This is a grim and ugly fact. Our civil government is no longer able to meet its first obligation — to protect the people — we are really in trouble. There is no question that civil government today is trying to do everything under the sun, and doing nothing at all successfully. In terms of efficiency and effectiveness, the only thing that civil government does at all well is to take money away from us.
Having said this, we must add that the fault is by no means entirely on the side of civil authorities. Lawlessness is so widespread and extensive that it is becoming impossible to control. I can still recall the whining of one man at a neighbourhood meeting about how the police were not doing their job. The fact was that his boys were the neighbourhood menace. We have no right to complain about the failures of the police if we are creating a part of their problem by failing to train our children properly.
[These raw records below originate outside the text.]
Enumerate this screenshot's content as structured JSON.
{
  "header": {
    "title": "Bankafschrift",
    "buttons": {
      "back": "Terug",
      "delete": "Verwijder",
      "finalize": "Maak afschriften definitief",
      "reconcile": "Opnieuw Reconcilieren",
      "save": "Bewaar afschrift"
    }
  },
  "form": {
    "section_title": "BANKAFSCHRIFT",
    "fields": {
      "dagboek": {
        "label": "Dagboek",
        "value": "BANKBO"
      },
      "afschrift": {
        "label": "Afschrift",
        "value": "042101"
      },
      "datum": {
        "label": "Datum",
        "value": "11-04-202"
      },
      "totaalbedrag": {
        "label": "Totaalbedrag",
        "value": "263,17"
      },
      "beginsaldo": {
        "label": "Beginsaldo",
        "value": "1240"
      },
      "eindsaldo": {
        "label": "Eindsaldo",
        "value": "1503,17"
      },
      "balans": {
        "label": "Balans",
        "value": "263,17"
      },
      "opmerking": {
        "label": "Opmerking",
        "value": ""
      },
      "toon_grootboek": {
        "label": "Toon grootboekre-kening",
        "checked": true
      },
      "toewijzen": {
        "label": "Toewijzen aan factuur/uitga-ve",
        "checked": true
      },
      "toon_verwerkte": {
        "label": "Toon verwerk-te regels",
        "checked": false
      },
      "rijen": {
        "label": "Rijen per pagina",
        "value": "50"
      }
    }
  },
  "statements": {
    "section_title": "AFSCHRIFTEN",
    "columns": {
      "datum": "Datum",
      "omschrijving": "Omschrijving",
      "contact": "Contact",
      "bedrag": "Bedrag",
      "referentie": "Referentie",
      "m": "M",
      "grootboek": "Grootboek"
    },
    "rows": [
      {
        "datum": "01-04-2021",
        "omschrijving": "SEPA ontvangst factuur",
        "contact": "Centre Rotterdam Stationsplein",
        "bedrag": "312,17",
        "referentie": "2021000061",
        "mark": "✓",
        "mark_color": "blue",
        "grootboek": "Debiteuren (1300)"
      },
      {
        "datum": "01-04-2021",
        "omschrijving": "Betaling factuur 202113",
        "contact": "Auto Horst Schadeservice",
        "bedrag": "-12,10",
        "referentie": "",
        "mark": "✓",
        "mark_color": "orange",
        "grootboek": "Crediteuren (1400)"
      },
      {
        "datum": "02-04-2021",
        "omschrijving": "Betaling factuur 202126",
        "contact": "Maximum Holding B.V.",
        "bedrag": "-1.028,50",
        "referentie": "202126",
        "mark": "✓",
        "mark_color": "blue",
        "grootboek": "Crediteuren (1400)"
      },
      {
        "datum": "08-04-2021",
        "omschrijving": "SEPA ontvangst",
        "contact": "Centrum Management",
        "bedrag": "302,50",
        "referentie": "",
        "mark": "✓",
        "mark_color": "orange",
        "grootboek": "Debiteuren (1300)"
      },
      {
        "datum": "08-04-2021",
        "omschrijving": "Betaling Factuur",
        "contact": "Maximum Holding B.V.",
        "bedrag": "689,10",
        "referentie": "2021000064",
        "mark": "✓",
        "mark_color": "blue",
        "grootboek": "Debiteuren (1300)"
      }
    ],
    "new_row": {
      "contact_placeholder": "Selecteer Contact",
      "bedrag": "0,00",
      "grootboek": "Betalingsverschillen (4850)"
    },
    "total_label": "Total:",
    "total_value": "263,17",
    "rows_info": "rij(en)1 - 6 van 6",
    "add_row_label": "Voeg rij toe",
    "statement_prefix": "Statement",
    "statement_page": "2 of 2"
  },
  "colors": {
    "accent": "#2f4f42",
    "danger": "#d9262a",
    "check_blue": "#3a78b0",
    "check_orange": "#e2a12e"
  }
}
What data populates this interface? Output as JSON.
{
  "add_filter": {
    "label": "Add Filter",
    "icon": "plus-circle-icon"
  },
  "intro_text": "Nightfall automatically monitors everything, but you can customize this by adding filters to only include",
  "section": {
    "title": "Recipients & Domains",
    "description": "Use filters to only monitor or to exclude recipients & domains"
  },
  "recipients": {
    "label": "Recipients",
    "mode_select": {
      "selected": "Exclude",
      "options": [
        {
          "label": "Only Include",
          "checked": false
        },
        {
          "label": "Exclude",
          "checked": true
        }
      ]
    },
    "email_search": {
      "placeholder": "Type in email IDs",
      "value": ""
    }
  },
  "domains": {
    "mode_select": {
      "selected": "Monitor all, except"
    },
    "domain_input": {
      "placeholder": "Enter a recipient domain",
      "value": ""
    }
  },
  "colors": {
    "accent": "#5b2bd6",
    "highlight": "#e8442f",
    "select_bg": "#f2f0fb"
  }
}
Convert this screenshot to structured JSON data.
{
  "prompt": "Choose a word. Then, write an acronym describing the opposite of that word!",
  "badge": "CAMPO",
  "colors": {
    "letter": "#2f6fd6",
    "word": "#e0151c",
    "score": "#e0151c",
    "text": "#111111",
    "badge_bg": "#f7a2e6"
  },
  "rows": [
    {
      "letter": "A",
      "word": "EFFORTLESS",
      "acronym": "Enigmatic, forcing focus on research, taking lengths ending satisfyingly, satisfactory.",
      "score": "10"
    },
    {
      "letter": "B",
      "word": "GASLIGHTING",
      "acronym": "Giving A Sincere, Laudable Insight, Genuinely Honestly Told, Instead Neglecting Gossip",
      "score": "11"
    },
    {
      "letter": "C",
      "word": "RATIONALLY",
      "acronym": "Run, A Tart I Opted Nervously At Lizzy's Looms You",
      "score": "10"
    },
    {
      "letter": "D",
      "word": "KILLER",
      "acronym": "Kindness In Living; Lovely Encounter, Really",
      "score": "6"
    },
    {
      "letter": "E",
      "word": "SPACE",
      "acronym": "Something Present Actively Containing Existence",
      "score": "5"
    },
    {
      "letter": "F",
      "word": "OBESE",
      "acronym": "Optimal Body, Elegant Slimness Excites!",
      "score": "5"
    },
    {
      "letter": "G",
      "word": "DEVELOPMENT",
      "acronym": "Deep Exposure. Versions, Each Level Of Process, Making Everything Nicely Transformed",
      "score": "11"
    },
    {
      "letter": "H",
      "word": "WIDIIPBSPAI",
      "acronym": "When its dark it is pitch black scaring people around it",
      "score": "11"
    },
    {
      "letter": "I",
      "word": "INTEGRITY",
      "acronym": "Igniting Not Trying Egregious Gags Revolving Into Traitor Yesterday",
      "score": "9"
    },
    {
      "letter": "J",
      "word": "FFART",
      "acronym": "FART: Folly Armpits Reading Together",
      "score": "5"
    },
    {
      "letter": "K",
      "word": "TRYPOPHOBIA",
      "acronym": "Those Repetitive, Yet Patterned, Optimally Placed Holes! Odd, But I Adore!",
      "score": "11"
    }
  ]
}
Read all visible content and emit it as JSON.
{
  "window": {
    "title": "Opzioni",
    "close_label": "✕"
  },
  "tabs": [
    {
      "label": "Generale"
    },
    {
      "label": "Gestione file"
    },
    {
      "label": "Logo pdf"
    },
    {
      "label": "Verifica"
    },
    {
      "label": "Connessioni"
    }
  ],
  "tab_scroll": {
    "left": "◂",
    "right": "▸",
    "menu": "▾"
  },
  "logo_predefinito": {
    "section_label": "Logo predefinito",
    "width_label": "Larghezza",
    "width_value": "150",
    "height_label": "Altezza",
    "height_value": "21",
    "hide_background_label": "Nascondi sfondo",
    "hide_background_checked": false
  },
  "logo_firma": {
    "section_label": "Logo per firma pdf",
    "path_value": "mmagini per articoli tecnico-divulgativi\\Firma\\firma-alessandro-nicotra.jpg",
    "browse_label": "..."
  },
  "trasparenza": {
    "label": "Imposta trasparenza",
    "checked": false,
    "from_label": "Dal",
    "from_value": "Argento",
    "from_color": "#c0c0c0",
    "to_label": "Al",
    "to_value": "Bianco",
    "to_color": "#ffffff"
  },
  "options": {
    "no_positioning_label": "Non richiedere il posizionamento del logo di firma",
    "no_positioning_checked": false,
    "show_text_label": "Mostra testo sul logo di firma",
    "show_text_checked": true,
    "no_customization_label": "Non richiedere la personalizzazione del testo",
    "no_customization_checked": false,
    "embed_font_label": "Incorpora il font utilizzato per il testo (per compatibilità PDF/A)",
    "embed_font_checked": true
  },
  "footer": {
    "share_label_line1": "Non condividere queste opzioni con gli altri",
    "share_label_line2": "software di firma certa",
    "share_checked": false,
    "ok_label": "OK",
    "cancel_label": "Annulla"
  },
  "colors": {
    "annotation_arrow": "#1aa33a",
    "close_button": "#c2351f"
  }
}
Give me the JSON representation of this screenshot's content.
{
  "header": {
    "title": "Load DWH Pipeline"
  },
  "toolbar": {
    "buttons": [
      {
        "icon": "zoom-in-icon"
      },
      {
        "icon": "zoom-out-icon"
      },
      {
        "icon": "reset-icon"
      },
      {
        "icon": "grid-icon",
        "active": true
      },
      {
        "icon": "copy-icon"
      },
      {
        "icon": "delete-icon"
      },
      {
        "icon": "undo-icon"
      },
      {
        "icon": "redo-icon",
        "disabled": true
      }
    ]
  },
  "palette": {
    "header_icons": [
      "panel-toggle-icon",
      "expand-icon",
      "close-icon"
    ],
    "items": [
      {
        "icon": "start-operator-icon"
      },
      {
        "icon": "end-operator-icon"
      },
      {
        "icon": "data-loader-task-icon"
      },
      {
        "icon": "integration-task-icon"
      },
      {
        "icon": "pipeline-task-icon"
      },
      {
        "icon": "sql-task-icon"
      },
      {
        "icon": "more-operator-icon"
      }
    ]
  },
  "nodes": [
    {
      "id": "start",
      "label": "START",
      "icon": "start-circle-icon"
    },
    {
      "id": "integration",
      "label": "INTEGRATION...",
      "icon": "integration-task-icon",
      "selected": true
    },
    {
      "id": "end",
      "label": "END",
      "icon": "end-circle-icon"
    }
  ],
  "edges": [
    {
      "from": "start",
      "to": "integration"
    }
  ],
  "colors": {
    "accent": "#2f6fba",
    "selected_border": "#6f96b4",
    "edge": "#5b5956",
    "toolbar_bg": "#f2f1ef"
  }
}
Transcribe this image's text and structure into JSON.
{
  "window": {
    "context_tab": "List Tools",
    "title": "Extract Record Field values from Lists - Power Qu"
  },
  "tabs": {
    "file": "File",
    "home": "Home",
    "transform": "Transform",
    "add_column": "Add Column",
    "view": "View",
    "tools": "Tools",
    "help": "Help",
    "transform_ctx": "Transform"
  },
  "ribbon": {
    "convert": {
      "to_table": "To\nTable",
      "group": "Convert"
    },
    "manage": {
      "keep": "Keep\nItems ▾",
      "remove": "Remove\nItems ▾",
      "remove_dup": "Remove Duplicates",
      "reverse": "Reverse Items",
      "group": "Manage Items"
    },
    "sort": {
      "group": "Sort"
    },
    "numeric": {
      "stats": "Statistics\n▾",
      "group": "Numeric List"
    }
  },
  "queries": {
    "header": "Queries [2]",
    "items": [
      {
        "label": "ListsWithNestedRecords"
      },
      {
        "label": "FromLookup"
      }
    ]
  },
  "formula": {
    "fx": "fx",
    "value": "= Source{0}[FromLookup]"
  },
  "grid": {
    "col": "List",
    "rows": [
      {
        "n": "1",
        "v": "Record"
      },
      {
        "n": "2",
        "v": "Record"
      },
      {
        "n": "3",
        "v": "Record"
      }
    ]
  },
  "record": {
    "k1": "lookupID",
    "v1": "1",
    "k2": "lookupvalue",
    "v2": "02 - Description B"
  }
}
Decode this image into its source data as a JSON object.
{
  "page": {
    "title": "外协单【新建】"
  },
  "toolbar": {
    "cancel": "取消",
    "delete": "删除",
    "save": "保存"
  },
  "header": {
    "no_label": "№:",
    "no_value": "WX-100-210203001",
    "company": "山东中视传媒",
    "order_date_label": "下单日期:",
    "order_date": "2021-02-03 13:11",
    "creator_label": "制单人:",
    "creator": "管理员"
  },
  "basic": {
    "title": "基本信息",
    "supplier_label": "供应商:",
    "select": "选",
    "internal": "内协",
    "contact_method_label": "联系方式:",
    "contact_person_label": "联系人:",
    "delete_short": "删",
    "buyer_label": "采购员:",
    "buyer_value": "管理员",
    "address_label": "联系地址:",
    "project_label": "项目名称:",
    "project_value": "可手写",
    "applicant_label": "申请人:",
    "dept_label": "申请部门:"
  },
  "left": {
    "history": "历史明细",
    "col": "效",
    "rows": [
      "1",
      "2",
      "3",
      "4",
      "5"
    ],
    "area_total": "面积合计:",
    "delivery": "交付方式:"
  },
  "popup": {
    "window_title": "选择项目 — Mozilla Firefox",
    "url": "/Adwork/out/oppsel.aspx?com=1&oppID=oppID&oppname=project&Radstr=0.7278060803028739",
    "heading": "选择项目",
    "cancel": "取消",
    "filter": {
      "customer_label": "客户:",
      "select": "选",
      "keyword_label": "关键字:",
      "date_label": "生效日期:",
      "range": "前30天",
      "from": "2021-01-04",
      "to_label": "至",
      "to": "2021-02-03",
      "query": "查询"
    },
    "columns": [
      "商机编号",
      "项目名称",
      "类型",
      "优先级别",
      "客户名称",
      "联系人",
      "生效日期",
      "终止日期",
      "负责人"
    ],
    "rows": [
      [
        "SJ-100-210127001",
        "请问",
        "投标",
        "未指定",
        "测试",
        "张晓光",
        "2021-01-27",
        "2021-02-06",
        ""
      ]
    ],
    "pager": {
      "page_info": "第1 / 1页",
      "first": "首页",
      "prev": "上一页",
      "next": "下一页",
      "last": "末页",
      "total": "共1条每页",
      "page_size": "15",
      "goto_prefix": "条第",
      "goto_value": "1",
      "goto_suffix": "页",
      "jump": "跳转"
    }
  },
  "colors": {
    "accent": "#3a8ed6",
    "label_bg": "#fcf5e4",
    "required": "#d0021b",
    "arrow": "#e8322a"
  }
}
The church has always been the main force for law enforcement. By the religious and moral instruction it gives, the church has been our greatest law enforcement agency. This, however, is not true now of many churches. Neither sound doctrine nor sound morals seem to be present in many Sunday-school lessons and pulpit expositions. To teach Sunday-school children about indigenous cultures and aspirations and nothing about the Ten Commandments is hardly sound teaching of morality. Instead of being a moral force in the community, such churches become a disintegrating force, and the children are robbed of the moral discipline and faith they so greatly need.
Moreover, government (like charity) begins at home. The failure of the family to discipline its children is a key contributing factor to our moral decline.
Today, government is indeed failing to protect its citizens, but the failure begins at more basic levels than the police. It represents the moral failure of the churches, families, and individuals of our country. Whatever else an election might do, and whoever we may vote in, we cannot alter or erase the moral failure. It begins where we live. The remedy also begins there.